As I prepare to step down as dean of Yale College, I am frequently asked to reflect upon the most challenging and uplifting moments of my tenure. Without a doubt, the most challenging ones came in November 2015, when students spoke with so much pain and anger about their Yale experience. There was widespread disappointment with administrative responses (and lack thereof) to competing narratives about privilege, speech, inclusion, cultural misappropriation and the texture of the undergraduate experience.

The events of that month affected me deeply and changed the way I approach my work and how I think about the nature of a university community. I learned to listen more attentively and to be more explicit in my defense of students who feel marginalized — for any reason — on this campus. I also started paying much closer attention to the ways we communicate with each other.

We all understand that the advent and proliferation of social media have affected what we know about the world, how we share information and how we take action. It is safe to say that tweets and likes and hashtag politics have fomented radical changes in local, national and international sensibilities about citizenship and belonging. We also know that they have led to horrific acts of bullying, violence and the most opportunistic forms of political theater.

When I think about the positive and negative aspects of our socially mediated world I find myself returning to those weeks in November. They served as a powerful reminder of the good that can happen when you stop to listen to one another, when you actually make eye contact and see the person standing in front of you even if they happen to be sharing pain and anger. Sometimes you have to work hard to presume the best intentions in strangers or ideological opponents (or University administrators!), but when you are fully present in the moment you can accomplish a lot.

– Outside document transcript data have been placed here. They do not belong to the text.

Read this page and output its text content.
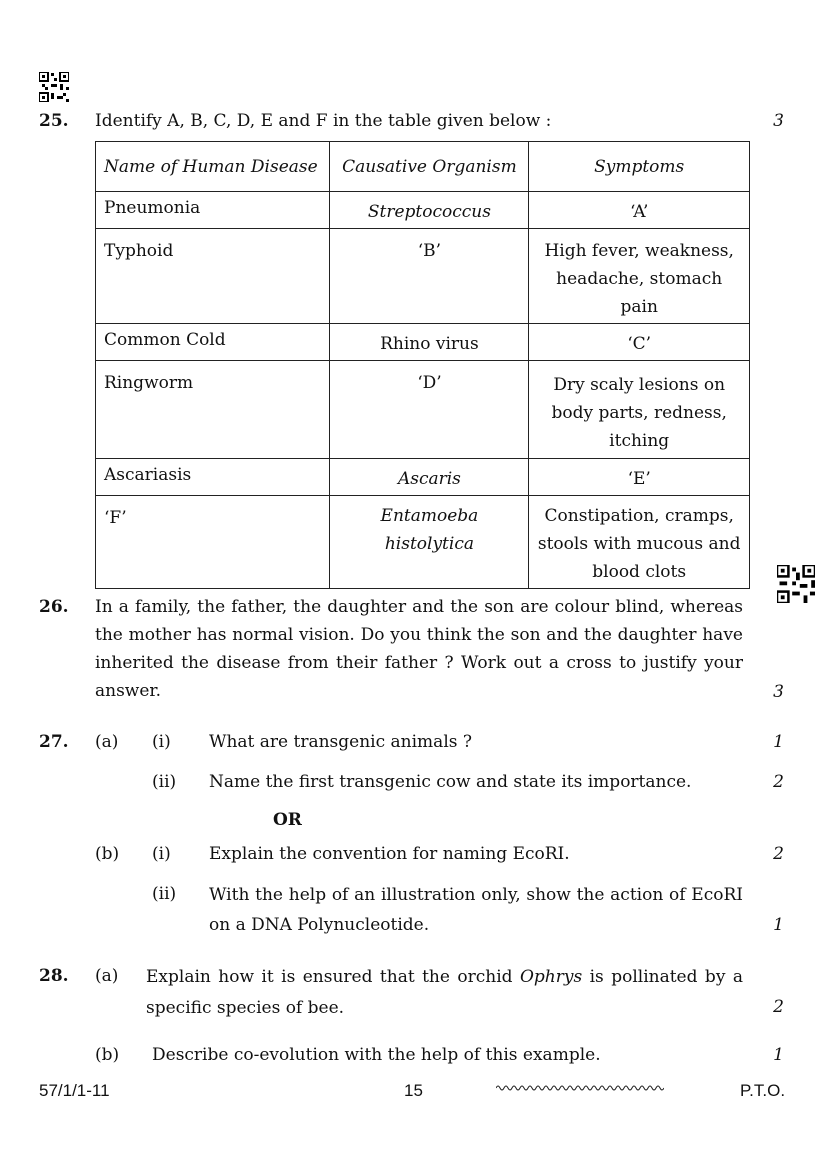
25. Identify A, B, C, D, E and F in the table given below :	3
Name of Human Disease	Causative Organism	Symptoms
Pneumonia	Streptococcus	‘A’
Typhoid	‘B’	High fever, weakness, headache, stomach pain
Common Cold	Rhino virus	‘C’
Ringworm	‘D’	Dry scaly lesions on body parts, redness, itching
Ascariasis	Ascaris	‘E’
‘F’	Entamoeba histolytica	Constipation, cramps, stools with mucous and blood clots
26. In a family, the father, the daughter and the son are colour blind, whereas the mother has normal vision. Do you think the son and the daughter have inherited the disease from their father ? Work out a cross to justify your answer.	3
27. (a) (i) What are transgenic animals ?	1
(ii) Name the first transgenic cow and state its importance.	2
OR
(b) (i) Explain the convention for naming EcoRI.	2
(ii) With the help of an illustration only, show the action of EcoRI on a DNA Polynucleotide.	1
28. (a) Explain how it is ensured that the orchid Ophrys is pollinated by a specific species of bee.	2
(b) Describe co-evolution with the help of this example.	1
57/1/1-11	15	P.T.O.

As you wrap up this school year let me urge all of you to reflect upon the radical, transformative potential of taking time to listen to one another, to talk with one another and to take the leap of faith — and it can be a true leap — that the stranger next to you has redeeming qualities even if that person holds views that clash with yours. I am not saying that you should abandon your beliefs or fail to push back against hackneyed or offensive ideas. You should do just the opposite. But, when you do push back and challenge, I want you to do so in authentic ways in which you are fully present in the moment. Put your phone down. All the way down. Look that stranger or classmate or teammate in the eye. Listen to what he or she or they have to say, and, in the process, take the time to recognize that individual’s basic humanity. Don’t “overhear” and post; invest in that moment. Listen and disagree if you need to. Dare to do it in person.

This last admonition may be the most important. What I take with me from those weeks in November — or from any moment that challenges our core tenets about decency, the value of complex ideas or our sense of our own mortality — is that our communities are incredibly fragile and complex, and they need constant care and attention. I can think of no more important and satisfying work than caring for and sustaining a community like this. My day-to-day experiences with Yale students demonstrate to me that so many of you feel the same way. Sometimes it is difficult to see it, but we humans are social creatures, not socially mediated ones.

I have focused my attention here on the most challenging moments of my deanship, but I want to close this column addressing the question about those moments that were the most uplifting. The answer to this is easy: It was all of those times when you saw me, and I saw you.